Quantity surveyors such as BMT Tax Depreciation use legislative tools such as the immediate write-off rule and low-value pooling method to make partial year claims more beneficial to investors.
5. Make use of Techniques that Maximise Deductions early
As noted above, specialist quantity surveyors can maximise your tax return by applying the immediate write-off rule and adding eligible assets to a low-value pool.

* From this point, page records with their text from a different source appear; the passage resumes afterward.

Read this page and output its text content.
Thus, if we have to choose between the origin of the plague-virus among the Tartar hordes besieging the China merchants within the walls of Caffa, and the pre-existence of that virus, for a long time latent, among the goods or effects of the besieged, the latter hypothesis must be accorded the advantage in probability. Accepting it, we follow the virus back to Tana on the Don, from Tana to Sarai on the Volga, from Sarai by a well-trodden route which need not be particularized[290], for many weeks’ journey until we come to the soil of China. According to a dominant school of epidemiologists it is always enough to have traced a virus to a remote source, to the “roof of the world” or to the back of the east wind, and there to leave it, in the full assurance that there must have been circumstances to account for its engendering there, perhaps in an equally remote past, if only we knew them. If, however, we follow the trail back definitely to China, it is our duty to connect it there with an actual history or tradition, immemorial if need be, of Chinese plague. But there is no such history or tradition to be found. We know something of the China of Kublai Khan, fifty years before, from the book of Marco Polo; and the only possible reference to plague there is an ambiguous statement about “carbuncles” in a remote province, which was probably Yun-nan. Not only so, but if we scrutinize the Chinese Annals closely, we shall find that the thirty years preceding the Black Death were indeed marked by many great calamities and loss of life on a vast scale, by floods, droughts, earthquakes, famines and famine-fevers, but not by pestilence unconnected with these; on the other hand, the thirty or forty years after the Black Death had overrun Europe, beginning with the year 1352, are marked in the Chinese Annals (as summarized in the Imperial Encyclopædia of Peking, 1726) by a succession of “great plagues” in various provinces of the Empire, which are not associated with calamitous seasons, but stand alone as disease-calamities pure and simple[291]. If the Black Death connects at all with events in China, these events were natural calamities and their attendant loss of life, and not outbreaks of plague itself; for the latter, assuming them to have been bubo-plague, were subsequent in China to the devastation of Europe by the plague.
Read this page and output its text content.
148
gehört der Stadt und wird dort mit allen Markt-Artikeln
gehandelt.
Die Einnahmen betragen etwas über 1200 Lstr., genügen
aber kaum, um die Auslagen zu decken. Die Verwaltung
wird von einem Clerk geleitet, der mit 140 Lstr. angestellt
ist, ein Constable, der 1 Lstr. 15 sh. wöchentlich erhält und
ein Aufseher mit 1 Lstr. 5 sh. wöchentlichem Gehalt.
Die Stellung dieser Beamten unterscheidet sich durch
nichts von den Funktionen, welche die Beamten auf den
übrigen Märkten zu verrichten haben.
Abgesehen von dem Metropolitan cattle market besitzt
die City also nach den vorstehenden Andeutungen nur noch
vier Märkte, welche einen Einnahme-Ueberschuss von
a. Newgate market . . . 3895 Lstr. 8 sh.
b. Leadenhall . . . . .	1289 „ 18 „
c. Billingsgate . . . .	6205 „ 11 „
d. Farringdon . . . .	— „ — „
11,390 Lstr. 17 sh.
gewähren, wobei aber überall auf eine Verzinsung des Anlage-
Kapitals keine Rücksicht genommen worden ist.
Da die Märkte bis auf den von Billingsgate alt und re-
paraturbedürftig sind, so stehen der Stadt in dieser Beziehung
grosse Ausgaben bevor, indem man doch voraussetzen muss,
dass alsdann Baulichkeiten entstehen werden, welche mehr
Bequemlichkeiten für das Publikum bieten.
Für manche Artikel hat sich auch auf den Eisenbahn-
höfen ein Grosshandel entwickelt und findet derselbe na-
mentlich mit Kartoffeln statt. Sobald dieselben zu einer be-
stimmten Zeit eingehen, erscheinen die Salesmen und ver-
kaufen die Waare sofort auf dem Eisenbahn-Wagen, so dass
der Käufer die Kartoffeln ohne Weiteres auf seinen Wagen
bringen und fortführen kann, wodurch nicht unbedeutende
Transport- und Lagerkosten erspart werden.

An immediate write-off applies to any item within an investment property with a value of less than $300. Investors are entitled to write-off the full amount of these assets, are in the year of purchase.
Low-value pooling, on the other hand, is a method of depreciating plant and equipment assets which have a value of less than $1,000.
Such items can be added to a low-value pool and written off at an accelerated rate to maximise deductions. Item can be depreciated at 18.75% in the first year and 37.5% each year thereafter.
Immediate write-off and pooling rules may also apply if an asset is below a certain value, particularly for small and medium sized business owners. As plant and equipment items are rarely the same age as the property and are often replaced and updated, there can be significant deductions available.
6. Amend previous Tax Returns
If you haven’t been claiming property depreciation deductions, the ATO allows investors to amend two previous tax returns. A tax depreciation schedule can provide the details of any deductions missed for an accountant to make a claim.
7. Get an Expert to assess the Property and perform a Site Inspection
To ensure the correct deductions are claimed, investors should speak with a specialist quantity surveyor. Tax Ruling 97/25 states quantity surveyors are one of the only professions qualified to estimate construction costs for depreciation.
A quantity surveyor will inspect the property to make sure every plant and equipment asset is identified and that claims for fit-outs are correctly noted.
8. Order a Tax Depreciation Schedule
Having a tax depreciation schedule for your investment property has many lasting benefits and can help you build your wealth. A BMT Tax Depreciation Schedule will outline the available deductions your property and help your accountant when lodging your tax return.